The Government Accountability Office found DOD did not fully assess the administrative costs of implementing the policy nor other potential impacts, such as worker willingness to volunteer for long-term travel assignments.
Shaheen said the repeal received majority bipartisan support and was hailed as a win for shipyard workers across the nation.
Vigliotta called the now-repealed policy “a big deterrent to go on the road.”

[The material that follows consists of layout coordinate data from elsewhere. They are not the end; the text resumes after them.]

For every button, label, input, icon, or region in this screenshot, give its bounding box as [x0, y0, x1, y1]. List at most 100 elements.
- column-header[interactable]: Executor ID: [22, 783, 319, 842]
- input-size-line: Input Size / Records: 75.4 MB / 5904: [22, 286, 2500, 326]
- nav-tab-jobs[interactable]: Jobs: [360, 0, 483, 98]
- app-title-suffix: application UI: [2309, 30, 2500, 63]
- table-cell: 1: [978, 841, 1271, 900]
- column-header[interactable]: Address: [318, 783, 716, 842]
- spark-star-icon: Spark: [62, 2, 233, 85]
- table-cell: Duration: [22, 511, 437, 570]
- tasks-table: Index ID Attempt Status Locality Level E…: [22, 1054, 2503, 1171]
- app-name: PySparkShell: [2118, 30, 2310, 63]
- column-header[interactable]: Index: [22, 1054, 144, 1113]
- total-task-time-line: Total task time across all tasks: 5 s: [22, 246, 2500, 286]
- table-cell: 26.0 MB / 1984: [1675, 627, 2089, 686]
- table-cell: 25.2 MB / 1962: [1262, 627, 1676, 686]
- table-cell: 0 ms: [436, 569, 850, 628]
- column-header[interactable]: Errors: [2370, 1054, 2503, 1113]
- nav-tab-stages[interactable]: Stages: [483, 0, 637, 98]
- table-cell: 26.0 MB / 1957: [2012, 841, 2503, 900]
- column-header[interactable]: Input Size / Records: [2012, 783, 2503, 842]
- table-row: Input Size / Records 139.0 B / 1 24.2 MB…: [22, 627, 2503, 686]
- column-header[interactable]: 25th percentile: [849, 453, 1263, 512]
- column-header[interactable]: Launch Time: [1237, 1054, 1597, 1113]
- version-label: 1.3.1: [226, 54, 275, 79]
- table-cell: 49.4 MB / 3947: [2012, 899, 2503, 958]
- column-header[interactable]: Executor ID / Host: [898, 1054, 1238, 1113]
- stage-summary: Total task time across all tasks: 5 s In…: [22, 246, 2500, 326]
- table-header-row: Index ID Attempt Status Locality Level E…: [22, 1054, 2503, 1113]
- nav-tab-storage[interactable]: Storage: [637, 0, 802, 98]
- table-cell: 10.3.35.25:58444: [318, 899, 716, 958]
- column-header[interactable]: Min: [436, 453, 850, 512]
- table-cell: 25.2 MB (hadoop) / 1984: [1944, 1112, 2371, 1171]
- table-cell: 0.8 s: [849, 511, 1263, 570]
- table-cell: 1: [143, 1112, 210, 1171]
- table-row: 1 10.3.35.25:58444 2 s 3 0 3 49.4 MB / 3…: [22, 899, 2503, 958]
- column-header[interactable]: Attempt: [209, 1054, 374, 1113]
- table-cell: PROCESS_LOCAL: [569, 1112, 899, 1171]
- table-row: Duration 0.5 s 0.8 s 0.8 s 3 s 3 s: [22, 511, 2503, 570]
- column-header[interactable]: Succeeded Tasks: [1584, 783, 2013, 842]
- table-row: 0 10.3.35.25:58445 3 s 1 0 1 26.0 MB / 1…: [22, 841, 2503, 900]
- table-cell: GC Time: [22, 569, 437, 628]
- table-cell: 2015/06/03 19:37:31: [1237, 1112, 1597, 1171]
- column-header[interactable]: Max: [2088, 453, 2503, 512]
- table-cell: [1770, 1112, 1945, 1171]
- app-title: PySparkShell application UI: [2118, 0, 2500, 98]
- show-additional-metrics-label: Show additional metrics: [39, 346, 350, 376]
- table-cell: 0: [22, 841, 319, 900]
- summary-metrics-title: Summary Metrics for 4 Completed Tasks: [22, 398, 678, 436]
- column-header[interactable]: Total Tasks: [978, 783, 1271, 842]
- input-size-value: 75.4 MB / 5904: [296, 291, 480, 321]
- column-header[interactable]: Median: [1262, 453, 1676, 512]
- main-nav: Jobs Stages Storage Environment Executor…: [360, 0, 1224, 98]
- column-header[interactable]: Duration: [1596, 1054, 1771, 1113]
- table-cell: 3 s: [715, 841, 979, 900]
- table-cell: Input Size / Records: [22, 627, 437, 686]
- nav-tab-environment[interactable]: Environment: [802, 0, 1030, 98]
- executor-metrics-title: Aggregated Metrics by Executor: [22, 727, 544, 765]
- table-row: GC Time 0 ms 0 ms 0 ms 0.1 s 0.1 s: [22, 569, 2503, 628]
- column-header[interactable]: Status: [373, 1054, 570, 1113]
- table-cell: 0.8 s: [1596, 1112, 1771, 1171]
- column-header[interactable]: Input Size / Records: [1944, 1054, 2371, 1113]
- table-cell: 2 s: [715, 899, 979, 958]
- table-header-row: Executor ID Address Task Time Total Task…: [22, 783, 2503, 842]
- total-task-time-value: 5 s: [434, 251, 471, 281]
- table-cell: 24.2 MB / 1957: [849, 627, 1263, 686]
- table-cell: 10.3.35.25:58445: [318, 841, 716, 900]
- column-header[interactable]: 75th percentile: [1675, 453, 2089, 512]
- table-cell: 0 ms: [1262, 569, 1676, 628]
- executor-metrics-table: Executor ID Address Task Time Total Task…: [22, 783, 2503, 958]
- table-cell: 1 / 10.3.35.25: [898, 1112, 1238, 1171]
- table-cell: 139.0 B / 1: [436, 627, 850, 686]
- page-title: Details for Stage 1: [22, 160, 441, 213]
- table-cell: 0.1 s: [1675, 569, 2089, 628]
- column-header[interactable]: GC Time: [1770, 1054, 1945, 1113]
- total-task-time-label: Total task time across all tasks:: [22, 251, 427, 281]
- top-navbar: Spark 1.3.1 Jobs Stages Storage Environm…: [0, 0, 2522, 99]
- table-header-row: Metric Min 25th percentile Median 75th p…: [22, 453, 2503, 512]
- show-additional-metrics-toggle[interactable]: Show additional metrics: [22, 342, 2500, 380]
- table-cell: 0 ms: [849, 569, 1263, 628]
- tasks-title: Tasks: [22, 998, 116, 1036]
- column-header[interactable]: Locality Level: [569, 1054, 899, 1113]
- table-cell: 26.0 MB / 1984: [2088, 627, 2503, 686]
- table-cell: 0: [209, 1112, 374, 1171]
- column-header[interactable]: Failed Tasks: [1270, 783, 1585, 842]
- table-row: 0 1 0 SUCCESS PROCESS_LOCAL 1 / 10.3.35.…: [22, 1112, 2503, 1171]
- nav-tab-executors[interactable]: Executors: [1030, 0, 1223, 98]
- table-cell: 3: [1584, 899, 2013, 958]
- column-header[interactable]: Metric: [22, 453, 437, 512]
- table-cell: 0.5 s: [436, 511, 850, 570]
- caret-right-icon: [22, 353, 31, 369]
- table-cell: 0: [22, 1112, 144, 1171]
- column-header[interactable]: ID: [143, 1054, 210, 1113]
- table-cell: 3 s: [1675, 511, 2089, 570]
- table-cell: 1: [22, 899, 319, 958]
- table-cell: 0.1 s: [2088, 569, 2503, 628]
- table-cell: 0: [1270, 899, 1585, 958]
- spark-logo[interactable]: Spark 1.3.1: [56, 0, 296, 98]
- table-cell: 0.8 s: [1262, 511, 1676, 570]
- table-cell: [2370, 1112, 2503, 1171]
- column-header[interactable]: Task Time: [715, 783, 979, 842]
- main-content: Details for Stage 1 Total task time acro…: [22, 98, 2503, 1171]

Shaheen said she also discussed with shipyard officials the continued dry dock expansion and further needed capital investments. Initial work has begun to upgrade Dry Dock 1 and design work on the dry dock super flood basin is well underway. The $7.2 million contract for that work will set the stage for work on the flood basin itself, expected to cost $109 million, according to Gary Hildreth, deputy public affairs officer. Work to overhaul the pier next to Dry Dock 1 has just started as well, he said. At this point, the final costs to completely retrofit Dry Dock 1 are unknown.
At a recent event in York, Hunt said it was crucial to modernize Dry Dock 1 so it can accept the newer Virginia class submarines.
The need to modernize dry docks at all four public shipyards was underscored in a GAO report last fall. It estimated the Navy needs to spend $4 billion in the next 20 years on dry docks alone, and $20 billion overall to modernize the yards’ facilities, which it rated as “poor.